The cards of the pontiff and the chief rabbi bore a special prayer written for the occasion by the pope, who met with Toaff during a historic visit to Rome’s main synagogue in 1986.
“Support the Jewish people so that they can experience respect and love,” the prayer read.
This year’s Day of Judaism took place amid continuing tension over the erection of hundreds of crosses at the site of the Auschwitz death camp by militant Catholics defying the orders of both the Catholic hierarchy and the Polish government. Some of these militants have made openly anti-Semitic statements.

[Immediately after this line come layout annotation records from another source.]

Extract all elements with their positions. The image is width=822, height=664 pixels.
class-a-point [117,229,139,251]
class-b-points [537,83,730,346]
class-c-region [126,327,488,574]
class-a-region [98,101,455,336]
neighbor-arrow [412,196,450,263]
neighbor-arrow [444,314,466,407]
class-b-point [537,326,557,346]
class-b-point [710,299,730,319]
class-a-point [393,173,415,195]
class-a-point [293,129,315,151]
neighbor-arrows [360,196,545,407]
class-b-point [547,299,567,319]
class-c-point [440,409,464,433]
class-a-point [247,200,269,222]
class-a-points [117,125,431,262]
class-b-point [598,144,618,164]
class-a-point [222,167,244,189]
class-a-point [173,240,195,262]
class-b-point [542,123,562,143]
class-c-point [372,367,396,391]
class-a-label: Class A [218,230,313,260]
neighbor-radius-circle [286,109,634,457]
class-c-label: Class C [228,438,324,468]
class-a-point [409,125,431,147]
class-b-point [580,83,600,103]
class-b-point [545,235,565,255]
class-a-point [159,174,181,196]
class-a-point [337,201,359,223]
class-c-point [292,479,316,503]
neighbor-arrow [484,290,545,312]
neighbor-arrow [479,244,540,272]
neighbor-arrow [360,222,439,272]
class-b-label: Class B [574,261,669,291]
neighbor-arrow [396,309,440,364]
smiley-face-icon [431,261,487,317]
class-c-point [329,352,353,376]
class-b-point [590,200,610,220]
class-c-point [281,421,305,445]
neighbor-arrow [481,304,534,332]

Despite the tension over the crosses, the day appeared to pass without incident.
Leaders of Poland’s Jewish community attended a Roman Catholic mass in the city of Wroclaw Sunday, and Catholic faithful there attended Jewish services.
Jerzy Kichler, a local Wroclaw Jewish leader who is also the president of the nationwide Union of Jewish Communities in Poland, alluded to the cross controversy in an address during services in the prayer house of the small Wroclaw Jewish community, located next to the city’s large neoclassical synagogue, which is currently under restoration.
Jews ask Christians to understand that the only way they can build graves for the victims of the Holocaust is to use “words and tears,” and therefore no disturbing symbols should be allowed, Kichler told a congregation that included Bishop Stanislaw Gadecki, head of the Polish Church Commission for Interreligious Dialogue, and scores of other Christians.
Earlier, Kichler and other Jewish representatives attended mass celebrated by Gadecki, who, in his sermon, called for cooperation between Catholics and Jews, whom he referred to as the “elder brethren” of Catholics, echoing statements by the pope.